Pendergast closed the door and glided toward Nora, hands behind his back.

“May I get you anything? Mineral water? Lillet? Sherry?”

“Nothing, thanks.”

“Then if you will excuse me for a moment.” And Pendergast disappeared through a doorway that had been set, almost invisibly, into one of the rose-colored walls.

“Nice place,” she said to O’Shaughnessy.

“You don’t know the half of it. Where’d he get all the dough?”

“Bill Smi — That is, a former acquaintance of mine said he’d heard it was old family money. Pharmaceuticals, something like that.”

“Mmm.”

They lapsed into silence, listening to the whispering of the water. Within a few minutes, the door opened again and Pendergast’s head reappeared.

“If the two of you would be so kind as to come with me?” he asked.

They followed him through the door and down a long, dim hallway. Most of the doors they passed were closed, but Nora caught glimpses of a library — full of leather- and buckram-bound volumes and what looked like a rosewood harpsichord — and a narrow room whose walls were covered with oil paintings, four or five high, in heavy gilt frames. Another, windowless, room had rice paper walls and tatami mats covering its floor. It was spare, almost stark, and — like the rest of the rooms — very dimly lit. Then Pendergast ushered them into a vast, high-ceilinged chamber of dark, exquisitely wrought mahogany. An ornate marble fireplace dominated the far end. Three large windows looked out over Central Park. To the right, a detailed map of nineteenth-century Manhattan covered an entire wall. A large table sat in the room’s center. Upon it, several objects resting atop a plastic sheet: two dozen fragments of broken glass pieces, a lump of coal, a rotten umbrella, and a punched tram car ticket.

There was no place to sit. Nora stood back from the table while Pendergast circled it several times in silence, staring intently, like a shark circling its prey. Then he paused, glancing first at her, then at O’Shaughnessy. There was an intensity, even an obsession, in his eyes that she found disturbing.
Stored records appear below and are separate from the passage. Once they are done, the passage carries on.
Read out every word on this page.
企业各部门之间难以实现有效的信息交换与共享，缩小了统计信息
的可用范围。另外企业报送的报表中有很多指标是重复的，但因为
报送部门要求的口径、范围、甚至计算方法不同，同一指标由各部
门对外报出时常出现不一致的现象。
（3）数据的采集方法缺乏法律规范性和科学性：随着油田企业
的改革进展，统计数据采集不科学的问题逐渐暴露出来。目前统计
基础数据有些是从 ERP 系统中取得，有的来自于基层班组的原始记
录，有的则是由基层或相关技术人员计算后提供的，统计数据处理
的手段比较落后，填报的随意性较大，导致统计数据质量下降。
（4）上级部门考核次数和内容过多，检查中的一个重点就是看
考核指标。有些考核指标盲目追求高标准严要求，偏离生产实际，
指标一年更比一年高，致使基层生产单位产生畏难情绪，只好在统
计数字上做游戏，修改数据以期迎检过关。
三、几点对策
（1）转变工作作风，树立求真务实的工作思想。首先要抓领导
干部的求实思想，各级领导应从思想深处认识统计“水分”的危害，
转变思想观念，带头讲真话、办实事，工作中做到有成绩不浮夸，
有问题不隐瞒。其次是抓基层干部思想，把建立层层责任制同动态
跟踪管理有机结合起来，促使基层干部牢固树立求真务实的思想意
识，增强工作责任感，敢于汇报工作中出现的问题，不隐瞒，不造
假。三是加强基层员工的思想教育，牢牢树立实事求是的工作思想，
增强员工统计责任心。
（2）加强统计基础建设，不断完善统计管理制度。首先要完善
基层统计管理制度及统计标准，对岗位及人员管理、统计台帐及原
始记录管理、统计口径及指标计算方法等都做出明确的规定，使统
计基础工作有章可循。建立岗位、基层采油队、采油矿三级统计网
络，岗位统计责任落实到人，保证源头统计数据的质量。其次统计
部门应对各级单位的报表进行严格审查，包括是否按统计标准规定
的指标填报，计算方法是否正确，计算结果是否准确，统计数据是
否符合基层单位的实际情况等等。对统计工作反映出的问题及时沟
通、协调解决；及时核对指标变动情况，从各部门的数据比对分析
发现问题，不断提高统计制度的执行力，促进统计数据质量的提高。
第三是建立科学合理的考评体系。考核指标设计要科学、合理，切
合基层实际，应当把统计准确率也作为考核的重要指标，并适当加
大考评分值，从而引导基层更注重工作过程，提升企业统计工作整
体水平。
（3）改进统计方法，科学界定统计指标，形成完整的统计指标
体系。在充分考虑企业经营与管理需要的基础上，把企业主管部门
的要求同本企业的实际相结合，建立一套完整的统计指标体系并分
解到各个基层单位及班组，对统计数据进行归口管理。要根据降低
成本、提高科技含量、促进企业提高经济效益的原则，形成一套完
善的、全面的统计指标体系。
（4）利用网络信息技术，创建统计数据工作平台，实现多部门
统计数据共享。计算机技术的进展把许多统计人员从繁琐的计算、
Pendergast turned to the large map, hands behind his back once again. For a moment, he simply stared at it. Then he began to speak, softly, almost to himself.

“We know where Dr. Leng did his work. But now we are confronted with an even more difficult question. Where did he live? Where did the good doctor hide himself on this teeming island?

“Thanks to Dr. Kelly, we now have some clues to narrow our search. The tram ticket you unearthed was punched for the West Side Elevated Tramway. So it’s safe to assume Dr. Leng was a West Sider.” He turned to the map, and, using a red marker, drew a line down Fifth Avenue, dividing Manhattan into two longitudinal segments.

“Coal carries a unique chemical signature of impurities, depending on where it is mined. This coal came from a long-defunct mine near Haddonfield, New Jersey. There was only one distributor for this coal in Manhattan, Clark & Sons. They had a delivery territory that extended from 110th Street to 139th Street.”